Meditation sleep music combines soothing soundscapes with consistent, orderly ambiance, free from unexpected tonal changes, often lengthy and very cleanly produced. These songs often heighten delta waves — high amplitude brain waves that oscillate between 0-4 hertz — which are associated with slow wave sleep.

YouTube has a vibrant community of meditation sleep music that includes sleep meditation audio, playlists and videos. While it may seem counterintuitive, the community is very active and defying the normal conventions of YouTube comment sections, they are exceedingly friendly.

Try listening to one of these very long-titled popular pieces of meditation sleep music:

  • “Deep Sleep Music: Ocean Waves, Fall Asleep Fast, Relaxing Music, Sleeping Music ★138″ (8.3 million views) Listen
  • “Relaxing Music for Deep Sleep. Delta Waves. Calm Background for Sleeping, Meditation, Yoga” (24.99 million views). Listen
  • “8 Hour Deep Sleep Music: Delta Waves, Relaxing Music Sleep, Sleeping Music, Sleep Meditation, ☯159” (47.8 million views) Listen

Meditation is the practice of focusing one’s mind or thinking deeply for a period of time.

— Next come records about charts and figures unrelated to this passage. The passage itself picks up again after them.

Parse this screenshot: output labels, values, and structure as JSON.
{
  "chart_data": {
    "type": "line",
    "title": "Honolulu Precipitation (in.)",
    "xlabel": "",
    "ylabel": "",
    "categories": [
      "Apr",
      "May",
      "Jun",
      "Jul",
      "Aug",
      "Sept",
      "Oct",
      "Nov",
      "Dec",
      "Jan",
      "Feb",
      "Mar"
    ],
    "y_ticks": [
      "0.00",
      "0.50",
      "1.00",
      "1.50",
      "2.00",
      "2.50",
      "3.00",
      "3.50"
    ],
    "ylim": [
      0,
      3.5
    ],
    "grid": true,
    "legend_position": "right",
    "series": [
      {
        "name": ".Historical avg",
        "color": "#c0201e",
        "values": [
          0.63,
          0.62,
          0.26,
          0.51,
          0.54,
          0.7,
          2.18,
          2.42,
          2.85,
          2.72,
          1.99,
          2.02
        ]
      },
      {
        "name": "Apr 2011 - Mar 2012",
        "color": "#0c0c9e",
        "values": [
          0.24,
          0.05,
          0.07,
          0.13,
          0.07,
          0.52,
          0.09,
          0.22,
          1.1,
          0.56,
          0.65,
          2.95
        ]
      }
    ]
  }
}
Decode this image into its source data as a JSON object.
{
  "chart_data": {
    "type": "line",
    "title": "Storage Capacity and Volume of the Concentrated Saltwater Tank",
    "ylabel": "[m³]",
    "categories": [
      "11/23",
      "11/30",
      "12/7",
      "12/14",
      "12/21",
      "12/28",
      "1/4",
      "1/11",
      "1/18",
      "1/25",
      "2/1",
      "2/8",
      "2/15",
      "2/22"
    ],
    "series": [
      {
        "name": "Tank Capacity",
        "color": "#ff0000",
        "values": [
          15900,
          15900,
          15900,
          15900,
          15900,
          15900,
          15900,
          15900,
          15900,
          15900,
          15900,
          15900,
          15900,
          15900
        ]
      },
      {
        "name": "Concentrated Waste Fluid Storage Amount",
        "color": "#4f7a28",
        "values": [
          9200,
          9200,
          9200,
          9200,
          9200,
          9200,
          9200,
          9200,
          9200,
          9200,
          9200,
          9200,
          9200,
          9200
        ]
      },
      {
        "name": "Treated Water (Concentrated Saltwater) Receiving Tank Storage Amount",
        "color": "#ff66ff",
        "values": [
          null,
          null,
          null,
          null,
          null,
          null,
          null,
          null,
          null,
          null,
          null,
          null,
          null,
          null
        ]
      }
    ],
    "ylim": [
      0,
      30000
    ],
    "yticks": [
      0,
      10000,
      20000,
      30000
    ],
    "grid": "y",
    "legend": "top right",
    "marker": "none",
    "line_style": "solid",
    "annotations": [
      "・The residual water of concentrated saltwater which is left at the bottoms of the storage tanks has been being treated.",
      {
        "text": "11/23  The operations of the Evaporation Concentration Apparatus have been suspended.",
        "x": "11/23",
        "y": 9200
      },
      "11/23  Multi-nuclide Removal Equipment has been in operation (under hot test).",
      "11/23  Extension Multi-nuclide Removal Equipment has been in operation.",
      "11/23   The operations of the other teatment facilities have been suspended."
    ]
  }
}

While meditation can have any number of goals, sleep meditation focuses on types of meditation that help you get to sleep quickly, stay asleep, or at the very least, get in the mood for sleeping. From guided meditation to meditation music for sleeping, there’s something for everybody. If you find yourself unable to quiet your mind while you’re winding down for the evening, give it a try — focus your thoughts or let them float away with the day behind you as you drift off to mindful sleep.